Monday, April 06, 2009

I taught at the Pleasanton Arts Festival this weekend. Dana Gioia spoke. I had only heard of him, never read his work, except for a few poems. He's a great speaker! Passionate, funny, and he didn't use notes. He told the story of Robert Frost, how he was a failure at age 37, how he'd never amounted to anything at any of his jobs. He talked about Philip Larkin, and quoted from his poem, "They fuck you up, your mum and dad..." (He said that poem was very popular with nuns. Who knew?)

When he spoke about the Poetry out Loud program which I coached for in January, and what it has meant to some of the students who came through it, he got tears in his eyes.

It was great to see his passion. Inspiring.

He was asked about his own writing process. He said when he is writing full-time for himself he spends about 3 hours at his desk feeling like the biggest loser in the world before he gets over himself and starts writing. I can relate all too well.

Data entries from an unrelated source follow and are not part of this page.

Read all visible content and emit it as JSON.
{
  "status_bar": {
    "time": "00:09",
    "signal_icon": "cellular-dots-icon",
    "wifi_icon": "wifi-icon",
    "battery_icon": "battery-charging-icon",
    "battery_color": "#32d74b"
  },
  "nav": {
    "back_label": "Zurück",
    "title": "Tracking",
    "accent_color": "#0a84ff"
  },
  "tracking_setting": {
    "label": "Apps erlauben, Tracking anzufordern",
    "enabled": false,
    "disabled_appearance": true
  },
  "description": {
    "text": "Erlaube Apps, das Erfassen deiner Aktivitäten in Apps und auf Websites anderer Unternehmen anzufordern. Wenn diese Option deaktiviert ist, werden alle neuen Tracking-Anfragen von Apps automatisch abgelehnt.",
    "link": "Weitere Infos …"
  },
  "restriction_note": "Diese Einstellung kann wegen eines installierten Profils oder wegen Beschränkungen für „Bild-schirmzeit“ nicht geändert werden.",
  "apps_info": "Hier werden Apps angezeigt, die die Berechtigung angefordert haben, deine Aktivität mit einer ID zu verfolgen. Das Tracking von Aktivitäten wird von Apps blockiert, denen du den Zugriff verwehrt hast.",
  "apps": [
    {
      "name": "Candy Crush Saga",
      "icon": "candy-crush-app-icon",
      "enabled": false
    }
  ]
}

Yesterday I took my Little Sister to the beach--keeping out of C's hair as much as possible so he could weed-whack--and then played tennis with C and then went to see Elizabeth perform at Dance Mission in the city. (Today I was so tired I could barely crawl out of bed.)

The bodies of the young dancers were so lithe and muscular. They swung from ropes, bounced and flew across the stage. Elizabeth was a great comedienne. She danced with a little boy as her partner, tumbling him over her shoulders with ease, like a little monkey.


Anonymous said...

When will "A Perfect Match" be published in MORE? Regardless of the imperfect title, I look forward to seeing your writing in a national publication. Please let me know, so I can get myself a copy.
Love, Em

Alison said...

The MORE magazine article will be published in the June edition of MORE which should hit newsstands in late May. I love you, Ali-Cat

Lynn said...

I sat next to you on Literary Row at the Pleasanton Arts Festival. You were gracious enough to trade your book of poetry, The Largest Possible Life, for a copy of You Want Me to Do What? Journaling for Caregivers.

I know it was not an even trade, but I am an appreciative reader, and your words are making my life larger. Something in the accessibility and immediacy of your poems touches my heart and soul. Thanks so much for your generosity.